What assembly theory really does is to detect and quantify bias caused by higher-level constraints in some well-defined rule-based worlds. That’s it! Even if Darwinian selection may contribute to such bias, assembly theory cannot tell you if it does, how much it does, or if other factors play a role as well. — Johannes Jaeger
In the other paper, the authors show how Assembly Theory, in its current formulation, can be understood in terms of algorithmic complexity.
We demonstrate that Assembly Theory, pathway complexity, the assembly index, and the assembly number are subsumed and constitute a weak version of algorithmic (Kolmogorov-Solomonoff-Chaitin) complexity reliant on an approximation method based upon statistical compression, their results obtained due to the use of methods strictly equivalent to the LZ family of compression algorithms used in compressing algorithms such as ZIP, GZIP, or JPEG. Such popular algorithms have been shown to empirically reproduce the results of AT's assembly index and their use had already been reported in successful application to separating organic from non-organic molecules, and the study of selection and evolution. Here we exhibit and prove the connections and full equivalence of Assembly Theory to Shannon Entropy and statistical compression, and AT's disconnection as a statistical approach from causality. We demonstrate that formulating a traditional statistically compressed description of molecules, or the theory underlying it, does not imply an explanation or quantification of biases in generative (physical or biological) processes, including those brought about by selection and evolution, when lacking in logical consistency and empirical evidence. We argue that in their basic arguments, the authors of AT conflate how objects may assemble with causal directionality, and conclude that Assembly Theory does nothing to explain selection or evolution beyond known and previously established connections, some of which are reviewed here, based on sounder theory and better experimental evidence.
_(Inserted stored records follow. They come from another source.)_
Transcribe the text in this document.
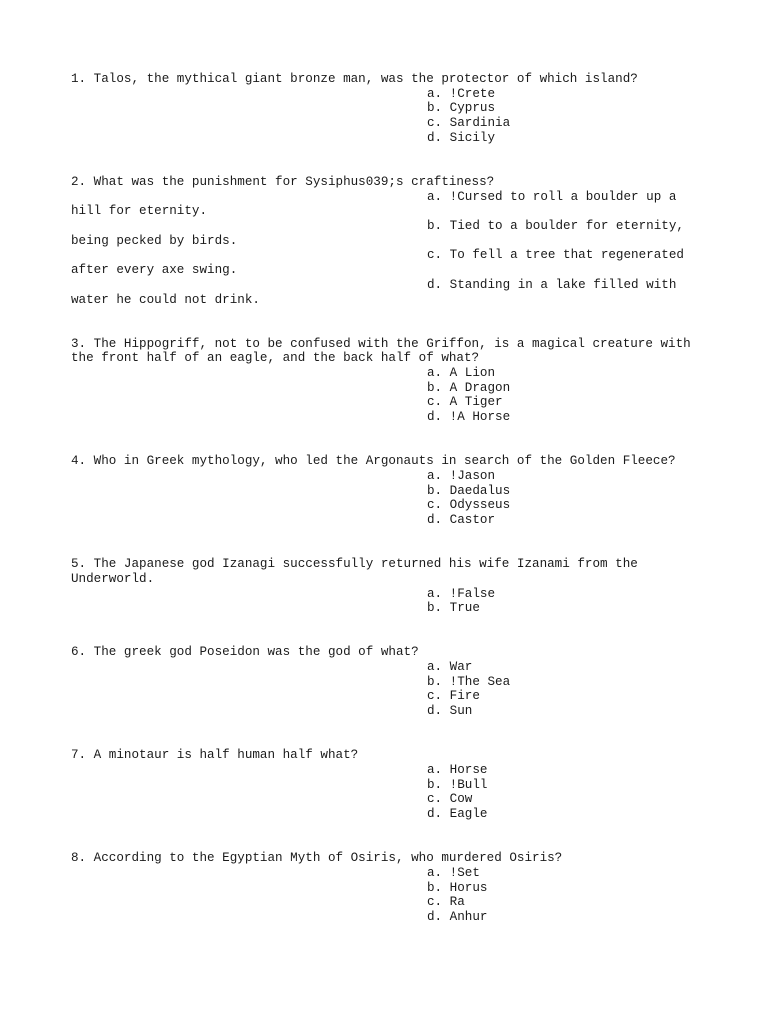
1. Talos, the mythical giant bronze man, was the protector of which island?
a. !Crete
b. Cyprus
c. Sardinia
d. Sicily
2. What was the punishment for Sysiphus039;s craftiness?
a. !Cursed to roll a boulder up a hill for eternity.
b. Tied to a boulder for eternity, being pecked by birds.
c. To fell a tree that regenerated after every axe swing.
d. Standing in a lake filled with water he could not drink.
3. The Hippogriff, not to be confused with the Griffon, is a magical creature with the front half of an eagle, and the back half of what?
a. A Lion
b. A Dragon
c. A Tiger
d. !A Horse
4. Who in Greek mythology, who led the Argonauts in search of the Golden Fleece?
a. !Jason
b. Daedalus
c. Odysseus
d. Castor
5. The Japanese god Izanagi successfully returned his wife Izanami from the Underworld.
a. !False
b. True
6. The greek god Poseidon was the god of what?
a. War
b. !The Sea
c. Fire
d. Sun
7. A minotaur is half human half what?
a. Horse
b. !Bull
c. Cow
d. Eagle
8. According to the Egyptian Myth of Osiris, who murdered Osiris?
a. !Set
b. Horus
c. Ra
d. Anhur
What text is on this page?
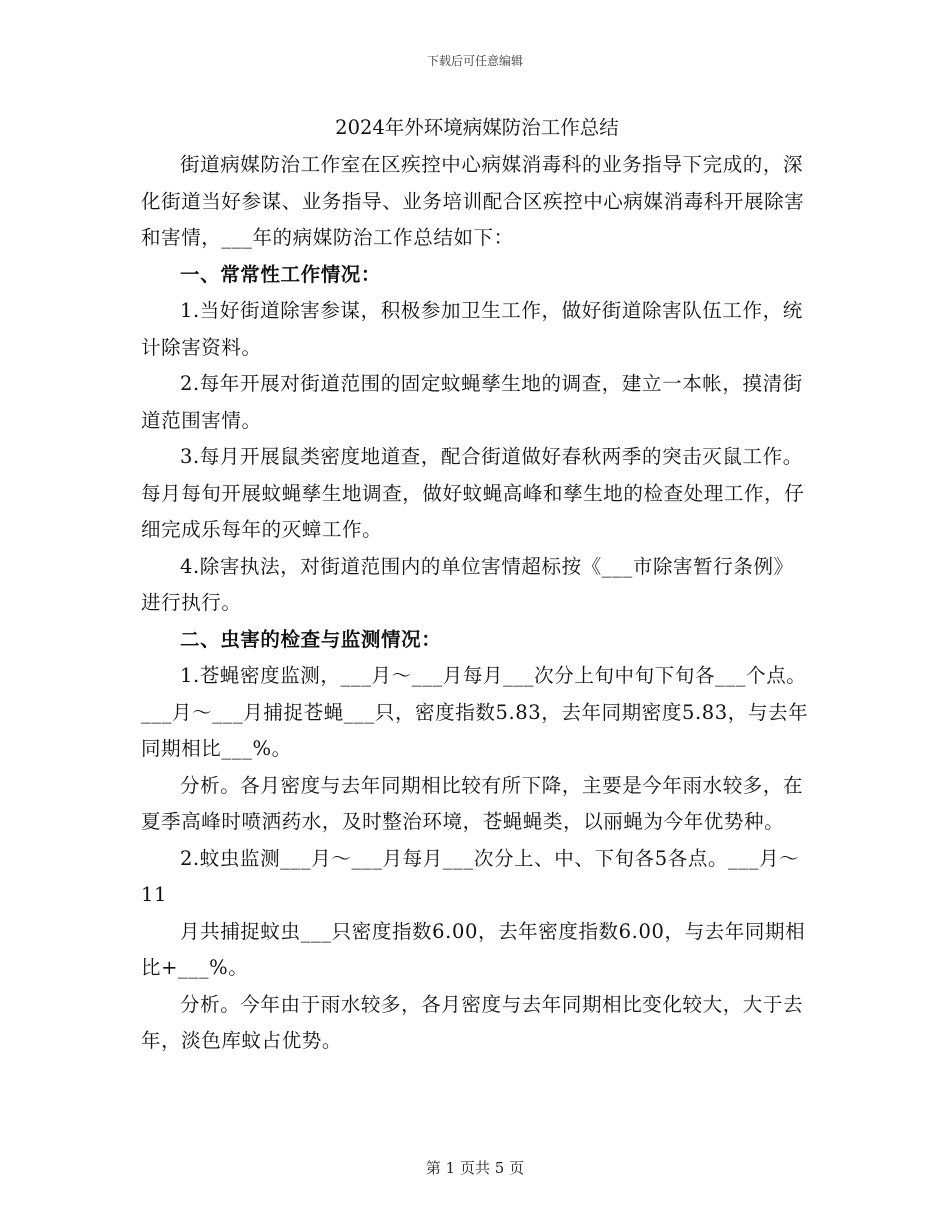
下载后可任意编辑
2024年外环境病媒防治工作总结

街道病媒防治工作室在区疾控中心病媒消毒科的业务指导下完成的，深化街道当好参谋、业务指导、业务培训配合区疾控中心病媒消毒科开展除害和害情，___年的病媒防治工作总结如下：

一、常常性工作情况：

1.当好街道除害参谋，积极参加卫生工作，做好街道除害队伍工作，统计除害资料。

2.每年开展对街道范围的固定蚊蝇孳生地的调查，建立一本帐，摸清街道范围害情。

3.每月开展鼠类密度地道查，配合街道做好春秋两季的突击灭鼠工作。每月每旬开展蚊蝇孳生地调查，做好蚊蝇高峰和孳生地的检查处理工作，仔细完成乐每年的灭蟑工作。

4.除害执法，对街道范围内的单位害情超标按《___市除害暂行条例》进行执行。

二、虫害的检查与监测情况：

1.苍蝇密度监测，___月～___月每月___次分上旬中旬下旬各___个点。___月～___月捕捉苍蝇___只，密度指数5.83，去年同期密度5.83，与去年同期相比___%。

分析。各月密度与去年同期相比较有所下降，主要是今年雨水较多，在夏季高峰时喷洒药水，及时整治环境，苍蝇蝇类，以丽蝇为今年优势种。

2.蚊虫监测___月～___月每月___次分上、中、下旬各5各点。___月～11

月共捕捉蚊虫___只密度指数6.00，去年密度指数6.00，与去年同期相比+___%。

分析。今年由于雨水较多，各月密度与去年同期相比变化较大，大于去年，淡色库蚊占优势。

第 1 页共 5 页
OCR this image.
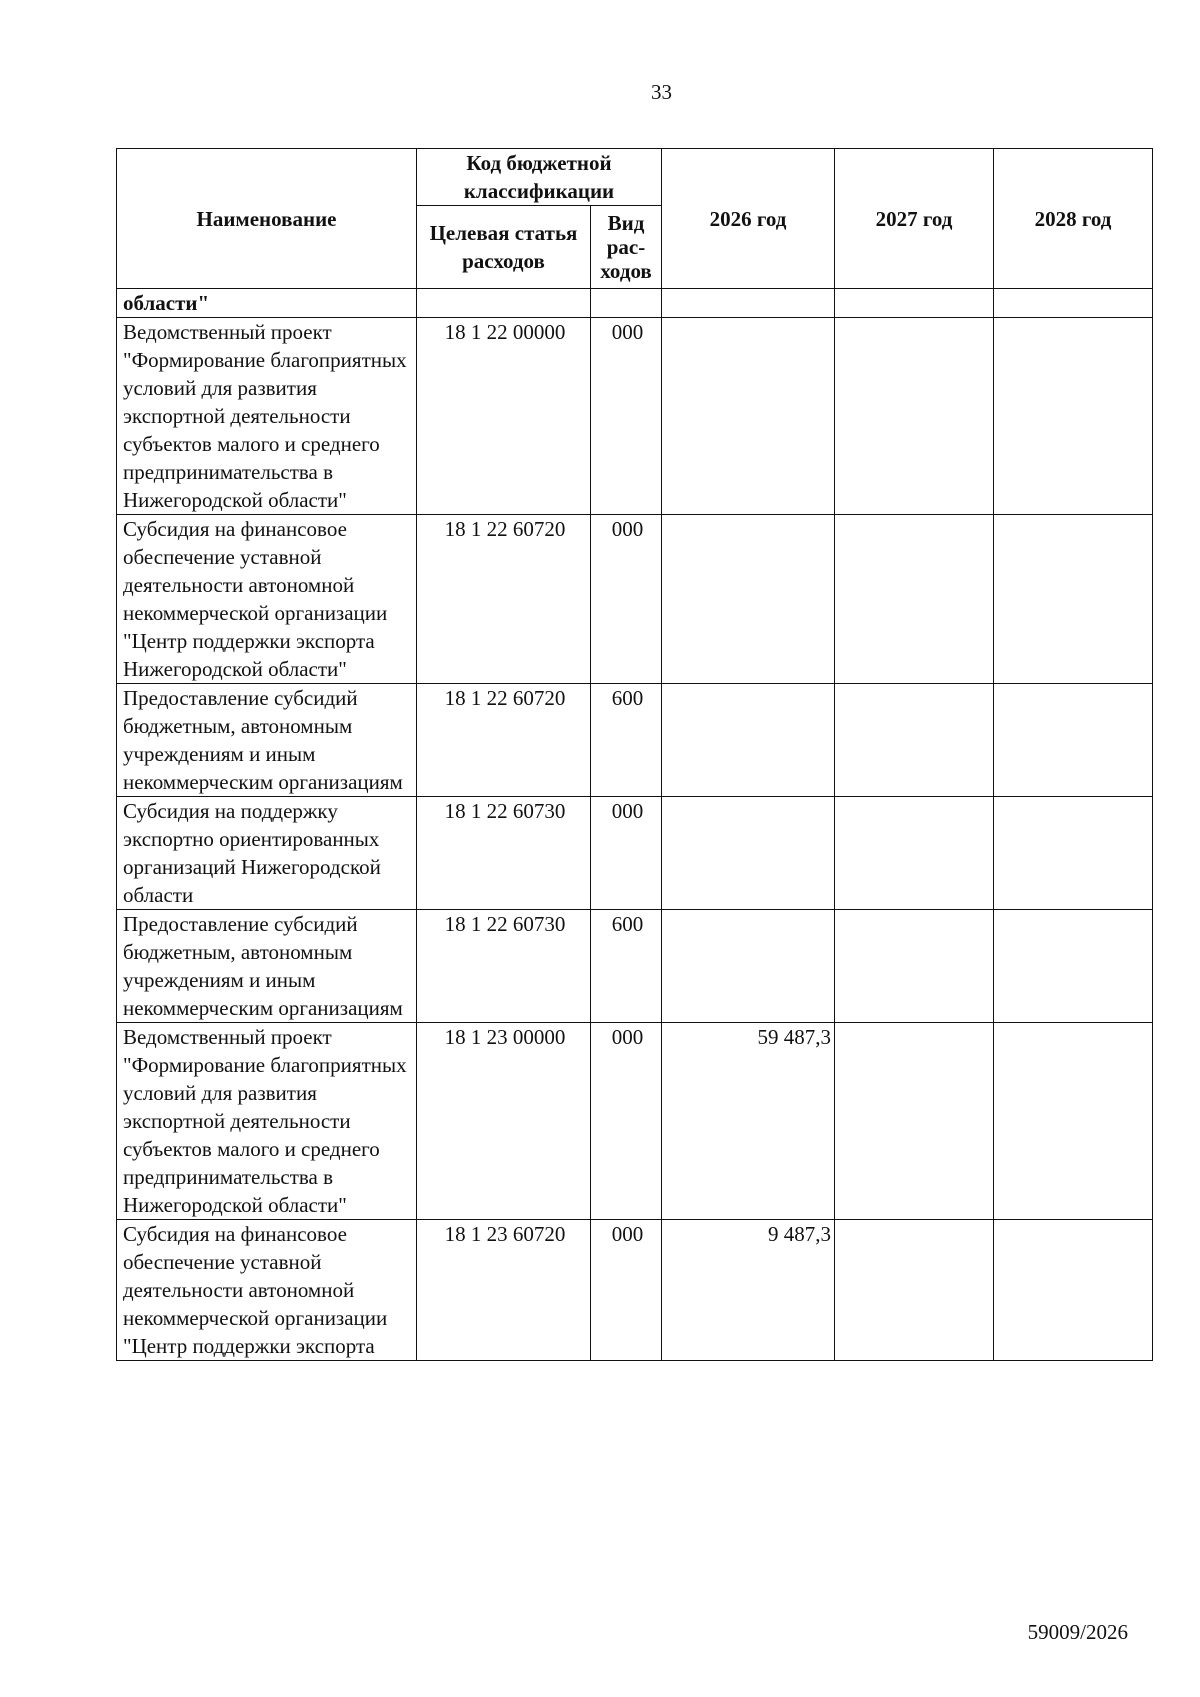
33
Наименование	Код бюджетной классификации		2026 год	2027 год	2028 год
	Целевая статья расходов	Вид рас- ходов			
области"					
Ведомственный проект "Формирование благоприятных условий для развития экспортной деятельности субъектов малого и среднего предпринимательства в Нижегородской области"	18 1 22 00000	000			
Субсидия на финансовое обеспечение уставной деятельности автономной некоммерческой организации "Центр поддержки экспорта Нижегородской области"	18 1 22 60720	000			
Предоставление субсидий бюджетным, автономным учреждениям и иным некоммерческим организациям	18 1 22 60720	600			
Субсидия на поддержку экспортно ориентированных организаций Нижегородской области	18 1 22 60730	000			
Предоставление субсидий бюджетным, автономным учреждениям и иным некоммерческим организациям	18 1 22 60730	600			
Ведомственный проект "Формирование благоприятных условий для развития экспортной деятельности субъектов малого и среднего предпринимательства в Нижегородской области"	18 1 23 00000	000	59 487,3		
Субсидия на финансовое обеспечение уставной деятельности автономной некоммерческой организации "Центр поддержки экспорта	18 1 23 60720	000	9 487,3		
59009/2026
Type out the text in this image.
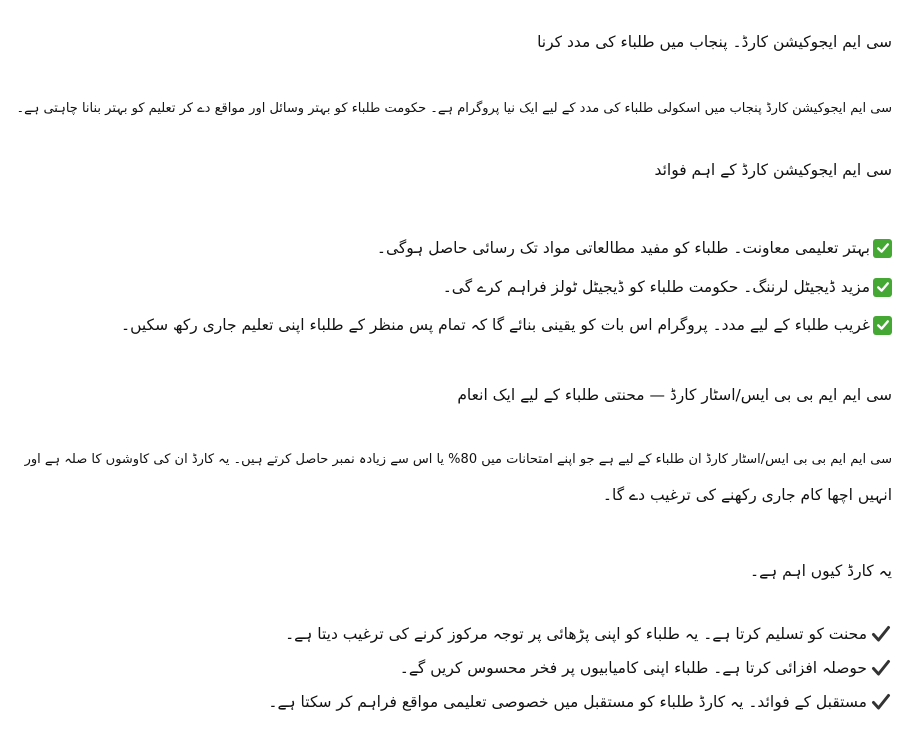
سی ایم ایجوکیشن کارڈ۔ پنجاب میں طلباء کی مدد کرنا
سی ایم ایجوکیشن کارڈ پنجاب میں اسکولی طلباء کی مدد کے لیے ایک نیا پروگرام ہے۔ حکومت طلباء کو بہتر وسائل اور مواقع دے کر تعلیم کو بہتر بنانا چاہتی ہے۔
سی ایم ایجوکیشن کارڈ کے اہم فوائد
بہتر تعلیمی معاونت۔ طلباء کو مفید مطالعاتی مواد تک رسائی حاصل ہوگی۔
مزید ڈیجیٹل لرننگ۔ حکومت طلباء کو ڈیجیٹل ٹولز فراہم کرے گی۔
غریب طلباء کے لیے مدد۔ پروگرام اس بات کو یقینی بنائے گا کہ تمام پس منظر کے طلباء اپنی تعلیم جاری رکھ سکیں۔
سی ایم ایم بی بی ایس/اسٹار کارڈ — محنتی طلباء کے لیے ایک انعام
سی ایم ایم بی بی ایس/اسٹار کارڈ ان طلباء کے لیے ہے جو اپنے امتحانات میں 80% یا اس سے زیادہ نمبر حاصل کرتے ہیں۔ یہ کارڈ ان کی کاوشوں کا صلہ ہے اور
انہیں اچھا کام جاری رکھنے کی ترغیب دے گا۔
یہ کارڈ کیوں اہم ہے۔
محنت کو تسلیم کرتا ہے۔ یہ طلباء کو اپنی پڑھائی پر توجہ مرکوز کرنے کی ترغیب دیتا ہے۔
حوصلہ افزائی کرتا ہے۔ طلباء اپنی کامیابیوں پر فخر محسوس کریں گے۔
مستقبل کے فوائد۔ یہ کارڈ طلباء کو مستقبل میں خصوصی تعلیمی مواقع فراہم کر سکتا ہے۔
The main concerns follow a systematic set of arguments, also reflected in the structure of the paper:
The assembly Index is a compression algorithm of the LZ family
A compression algorithm is a mechanical procedure that corresponds to a physical process
Conflating object assembly process and causation directionality
Lack of control experiments and absence of supporting empirical data beyond current domain knowledge
The authors show that, from a technical perspective, “assembly theory is an approximation to algorithmic complexity” and the “assembly index defines a grammar of compression that is bounded by LZ compression and can at most approximate the Shannon Entropy rate”.
The suggestions made by Assembly Theory that people may resonate with, only highlight the working hypothesis that information theory, algorithmic complexity, and algorithmic probability underpin the processes and building blocks of physical and living systems on which all these methods and frameworks have been heavily inspired upon [48, 49], playing an important role in chemical processes [17], nature and biology as suggested before. — Abrahão et al
The debate is ongoing, and it will be interesting to see its evolution through the traditional academic channels, rather than social media and press releases.
I think that this discussion will only enrich the academic community as a whole, highlighting the credits, and the debts, of Assembly Theory in the broader framework of information theory and complexity science.